« Le besoin d’amitié est capital pour l’adolescent, au point que l’on peut dire que c’est même ce qui lui permet de supporter un monde fermé et souvent hostile à son égard. […] Quand le besoin affectif n’est pas satisfait, l’adolescent ressent donc un sentiment d’abandon et de rejet. Comprendre, c’est déjà aimer, dit Bernanos. Mais aimer, c’est aussi comprendre. »
– Michel Fize, Antimanuel de l’adolescence
Le besoin d’affection et d’amour est une composante essentielle de l’expérience humaine, d’autant plus vitale pour les adolescents.es issus.es de milieux défavorisés qui font parfois face à la discrimination et au rejet de leurs pairs. Ainsi, selon la psychoéducatrice Vickie Bois, le fait de ne pas pouvoir correspondre aux standards imposés par la société comme porter des vêtements griffés, peut conduire à des situations d’intimidation ou à l’exclusion. Or, le besoin d’appartenance à l’adolescence est crucial.

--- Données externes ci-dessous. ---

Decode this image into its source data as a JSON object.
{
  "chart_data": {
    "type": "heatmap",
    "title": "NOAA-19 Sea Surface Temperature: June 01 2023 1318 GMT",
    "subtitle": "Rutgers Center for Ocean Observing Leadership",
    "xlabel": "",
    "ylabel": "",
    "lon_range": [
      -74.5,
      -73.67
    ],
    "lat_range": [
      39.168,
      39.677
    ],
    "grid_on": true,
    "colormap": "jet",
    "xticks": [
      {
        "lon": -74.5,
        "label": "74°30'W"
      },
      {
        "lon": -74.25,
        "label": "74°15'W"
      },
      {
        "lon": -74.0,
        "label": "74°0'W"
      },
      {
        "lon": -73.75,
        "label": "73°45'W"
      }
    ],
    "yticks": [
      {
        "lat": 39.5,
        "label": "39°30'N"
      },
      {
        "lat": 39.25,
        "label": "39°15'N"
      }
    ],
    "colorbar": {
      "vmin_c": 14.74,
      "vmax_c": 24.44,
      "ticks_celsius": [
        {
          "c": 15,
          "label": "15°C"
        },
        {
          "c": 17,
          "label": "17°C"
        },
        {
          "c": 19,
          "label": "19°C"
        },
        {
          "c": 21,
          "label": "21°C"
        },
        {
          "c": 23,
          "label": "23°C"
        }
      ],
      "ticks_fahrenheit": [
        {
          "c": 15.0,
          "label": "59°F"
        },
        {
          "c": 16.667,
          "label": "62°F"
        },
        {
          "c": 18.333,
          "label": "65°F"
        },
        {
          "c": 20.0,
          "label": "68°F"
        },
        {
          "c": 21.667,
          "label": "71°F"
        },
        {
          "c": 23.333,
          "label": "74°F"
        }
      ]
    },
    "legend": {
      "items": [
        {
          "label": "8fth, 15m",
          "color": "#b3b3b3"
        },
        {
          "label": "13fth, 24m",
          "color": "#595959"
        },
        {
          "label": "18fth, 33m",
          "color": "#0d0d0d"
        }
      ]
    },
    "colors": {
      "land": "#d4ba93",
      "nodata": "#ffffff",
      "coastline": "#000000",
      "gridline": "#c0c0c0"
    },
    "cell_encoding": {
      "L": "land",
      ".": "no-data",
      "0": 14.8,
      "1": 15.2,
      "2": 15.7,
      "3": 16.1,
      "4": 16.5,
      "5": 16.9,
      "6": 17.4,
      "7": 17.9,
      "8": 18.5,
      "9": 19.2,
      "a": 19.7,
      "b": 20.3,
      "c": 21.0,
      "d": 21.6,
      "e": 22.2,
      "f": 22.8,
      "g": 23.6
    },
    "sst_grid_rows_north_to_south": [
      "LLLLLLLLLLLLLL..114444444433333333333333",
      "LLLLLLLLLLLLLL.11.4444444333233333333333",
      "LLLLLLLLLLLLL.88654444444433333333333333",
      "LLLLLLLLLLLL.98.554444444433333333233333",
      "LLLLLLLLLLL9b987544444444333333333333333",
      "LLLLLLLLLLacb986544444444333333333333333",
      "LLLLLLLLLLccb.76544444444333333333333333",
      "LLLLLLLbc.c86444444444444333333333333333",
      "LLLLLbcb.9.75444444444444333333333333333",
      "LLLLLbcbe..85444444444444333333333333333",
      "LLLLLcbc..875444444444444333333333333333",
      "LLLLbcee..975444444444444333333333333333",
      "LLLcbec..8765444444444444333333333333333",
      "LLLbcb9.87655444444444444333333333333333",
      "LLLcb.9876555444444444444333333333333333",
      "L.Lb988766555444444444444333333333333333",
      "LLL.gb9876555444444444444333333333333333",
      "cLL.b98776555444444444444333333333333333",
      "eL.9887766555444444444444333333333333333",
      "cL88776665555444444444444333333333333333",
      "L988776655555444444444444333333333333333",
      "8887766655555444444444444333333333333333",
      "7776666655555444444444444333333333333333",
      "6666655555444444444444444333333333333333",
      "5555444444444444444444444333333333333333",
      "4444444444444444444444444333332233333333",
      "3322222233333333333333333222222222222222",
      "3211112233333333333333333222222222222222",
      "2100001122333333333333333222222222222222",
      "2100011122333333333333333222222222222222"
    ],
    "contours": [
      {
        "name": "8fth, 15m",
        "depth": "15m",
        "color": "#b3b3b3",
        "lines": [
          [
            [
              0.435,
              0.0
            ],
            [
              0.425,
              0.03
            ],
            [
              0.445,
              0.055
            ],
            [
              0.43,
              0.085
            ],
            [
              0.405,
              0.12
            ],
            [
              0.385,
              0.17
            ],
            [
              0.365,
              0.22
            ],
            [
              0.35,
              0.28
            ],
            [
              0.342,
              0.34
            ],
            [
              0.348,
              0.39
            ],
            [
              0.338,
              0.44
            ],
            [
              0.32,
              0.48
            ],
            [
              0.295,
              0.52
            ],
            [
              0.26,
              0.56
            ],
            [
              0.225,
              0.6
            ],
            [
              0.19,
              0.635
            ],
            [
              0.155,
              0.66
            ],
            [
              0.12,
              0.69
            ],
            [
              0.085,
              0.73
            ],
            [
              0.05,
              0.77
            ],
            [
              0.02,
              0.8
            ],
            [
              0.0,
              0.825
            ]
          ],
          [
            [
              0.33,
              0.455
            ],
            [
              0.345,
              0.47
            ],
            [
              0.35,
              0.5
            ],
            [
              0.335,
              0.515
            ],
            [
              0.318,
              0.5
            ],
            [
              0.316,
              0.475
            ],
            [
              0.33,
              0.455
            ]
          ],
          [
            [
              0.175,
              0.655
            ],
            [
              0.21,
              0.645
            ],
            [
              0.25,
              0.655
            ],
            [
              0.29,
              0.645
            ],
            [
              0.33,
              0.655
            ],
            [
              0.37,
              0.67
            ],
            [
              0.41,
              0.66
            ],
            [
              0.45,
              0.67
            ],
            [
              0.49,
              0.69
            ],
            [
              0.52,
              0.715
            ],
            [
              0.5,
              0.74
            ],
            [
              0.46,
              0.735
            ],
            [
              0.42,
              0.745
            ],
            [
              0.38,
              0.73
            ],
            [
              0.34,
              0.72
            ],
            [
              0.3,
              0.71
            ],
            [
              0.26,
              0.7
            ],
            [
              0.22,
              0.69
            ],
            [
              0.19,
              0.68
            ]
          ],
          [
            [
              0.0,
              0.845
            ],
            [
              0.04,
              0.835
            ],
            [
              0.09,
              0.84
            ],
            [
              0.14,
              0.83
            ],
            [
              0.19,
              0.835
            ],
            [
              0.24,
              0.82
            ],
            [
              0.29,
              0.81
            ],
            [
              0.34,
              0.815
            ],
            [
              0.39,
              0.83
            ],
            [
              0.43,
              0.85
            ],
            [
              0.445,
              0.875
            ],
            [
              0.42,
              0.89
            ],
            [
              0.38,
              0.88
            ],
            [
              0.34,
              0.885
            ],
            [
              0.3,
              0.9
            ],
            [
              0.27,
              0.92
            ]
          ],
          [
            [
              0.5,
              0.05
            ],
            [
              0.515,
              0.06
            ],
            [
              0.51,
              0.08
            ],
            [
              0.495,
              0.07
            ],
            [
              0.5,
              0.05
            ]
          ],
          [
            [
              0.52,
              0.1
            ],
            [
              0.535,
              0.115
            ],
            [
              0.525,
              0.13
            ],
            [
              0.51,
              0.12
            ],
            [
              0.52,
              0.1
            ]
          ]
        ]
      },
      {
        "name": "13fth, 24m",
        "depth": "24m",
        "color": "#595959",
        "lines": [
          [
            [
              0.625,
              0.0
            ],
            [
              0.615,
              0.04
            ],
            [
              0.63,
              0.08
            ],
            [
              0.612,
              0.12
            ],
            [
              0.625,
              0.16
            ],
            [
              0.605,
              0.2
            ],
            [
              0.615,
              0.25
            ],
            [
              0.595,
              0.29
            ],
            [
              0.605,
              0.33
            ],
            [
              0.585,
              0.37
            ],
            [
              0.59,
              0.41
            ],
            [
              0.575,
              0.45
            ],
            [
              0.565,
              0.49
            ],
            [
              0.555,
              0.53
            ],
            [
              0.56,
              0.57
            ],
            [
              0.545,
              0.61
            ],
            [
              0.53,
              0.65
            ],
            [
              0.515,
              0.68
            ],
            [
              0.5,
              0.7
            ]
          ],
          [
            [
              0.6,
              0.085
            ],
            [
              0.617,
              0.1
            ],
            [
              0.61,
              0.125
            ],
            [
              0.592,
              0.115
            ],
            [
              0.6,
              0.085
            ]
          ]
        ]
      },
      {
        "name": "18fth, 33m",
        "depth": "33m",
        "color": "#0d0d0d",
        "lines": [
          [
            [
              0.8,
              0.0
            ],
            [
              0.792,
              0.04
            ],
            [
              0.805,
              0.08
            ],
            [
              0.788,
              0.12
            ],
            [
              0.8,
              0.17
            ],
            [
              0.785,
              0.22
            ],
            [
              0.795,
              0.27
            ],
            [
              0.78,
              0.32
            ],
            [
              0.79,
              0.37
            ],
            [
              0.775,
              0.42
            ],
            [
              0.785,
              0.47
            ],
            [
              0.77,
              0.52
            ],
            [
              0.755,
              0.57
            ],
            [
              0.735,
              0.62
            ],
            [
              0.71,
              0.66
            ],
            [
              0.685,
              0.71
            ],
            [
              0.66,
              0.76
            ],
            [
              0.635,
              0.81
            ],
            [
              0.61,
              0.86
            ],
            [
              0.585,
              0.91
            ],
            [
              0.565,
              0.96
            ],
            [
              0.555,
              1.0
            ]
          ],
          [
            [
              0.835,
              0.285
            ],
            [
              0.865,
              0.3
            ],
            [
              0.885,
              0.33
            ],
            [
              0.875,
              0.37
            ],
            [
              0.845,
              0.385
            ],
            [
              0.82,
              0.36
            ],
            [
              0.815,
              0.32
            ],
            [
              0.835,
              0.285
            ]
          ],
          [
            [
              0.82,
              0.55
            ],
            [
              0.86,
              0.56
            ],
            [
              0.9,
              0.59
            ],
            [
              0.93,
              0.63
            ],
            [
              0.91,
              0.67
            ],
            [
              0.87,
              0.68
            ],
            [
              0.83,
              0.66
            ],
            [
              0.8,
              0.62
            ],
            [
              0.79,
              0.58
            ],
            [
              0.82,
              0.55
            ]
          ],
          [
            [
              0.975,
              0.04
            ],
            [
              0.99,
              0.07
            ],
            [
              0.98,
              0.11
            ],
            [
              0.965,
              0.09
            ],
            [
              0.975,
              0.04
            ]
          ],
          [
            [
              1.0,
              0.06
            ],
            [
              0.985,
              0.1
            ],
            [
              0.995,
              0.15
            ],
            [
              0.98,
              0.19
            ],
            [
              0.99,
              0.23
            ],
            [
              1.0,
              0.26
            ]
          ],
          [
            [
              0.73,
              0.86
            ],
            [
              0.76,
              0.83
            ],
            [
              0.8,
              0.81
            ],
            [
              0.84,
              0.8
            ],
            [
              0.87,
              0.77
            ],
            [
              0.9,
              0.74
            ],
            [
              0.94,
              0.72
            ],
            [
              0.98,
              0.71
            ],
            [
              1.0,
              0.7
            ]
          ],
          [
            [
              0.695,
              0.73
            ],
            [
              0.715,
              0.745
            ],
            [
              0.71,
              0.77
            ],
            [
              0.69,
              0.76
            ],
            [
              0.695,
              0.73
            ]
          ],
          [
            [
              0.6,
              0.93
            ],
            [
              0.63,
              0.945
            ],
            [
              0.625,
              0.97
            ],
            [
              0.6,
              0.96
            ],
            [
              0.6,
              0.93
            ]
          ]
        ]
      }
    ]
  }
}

Que ce soit sous forme d’amour familial, d’amitié ou de relations amoureuses, l’affection est à la base de la constitution de liens solides et nourrit le développement social et affectif des adolescents.es. Cependant, pour les jeunes issus.es de milieux précaires, ces liens peuvent parfois être entravés par des contraintes économiques, sociales et psychologiques.
Dans un monde hyperconnecté mais où les écarts sociaux se creusent, le voyage devient ainsi un puissant moyen de tisser des liens humains authentiques, exempts de discrimination.
Pourquoi les jeunes venant de milieux précaires ont plus de difficultés à développer des liens affectifs significatifs?
Plus nombreux.ses à grandir dans des familles monoparentales soumises à des difficultés financières, familiales, psychologiques et sociales, les jeunes venant de milieux défavorisés ont davantage de problématiques d’estime de soi, ce qui impacte négativement leurs relations sociales.
Parfois négligés.es par leurs parents en proie aux addictions et aux difficultés psychologiques, les ados issus.es de milieux défavorisés sont ainsi plus nombreux.ses à présenter des vulnérabilités (1 enfant sur 3) lors de leur entrée à l’école dans au moins une sphère de leur développement (compétences sociales, maturité affective, habiletés de communication etc). En effet, la recherche démontre que la majorité des jeunes avec des problèmes affectifs affichent aussi un trouble de la conduite ou un trouble d’opposition.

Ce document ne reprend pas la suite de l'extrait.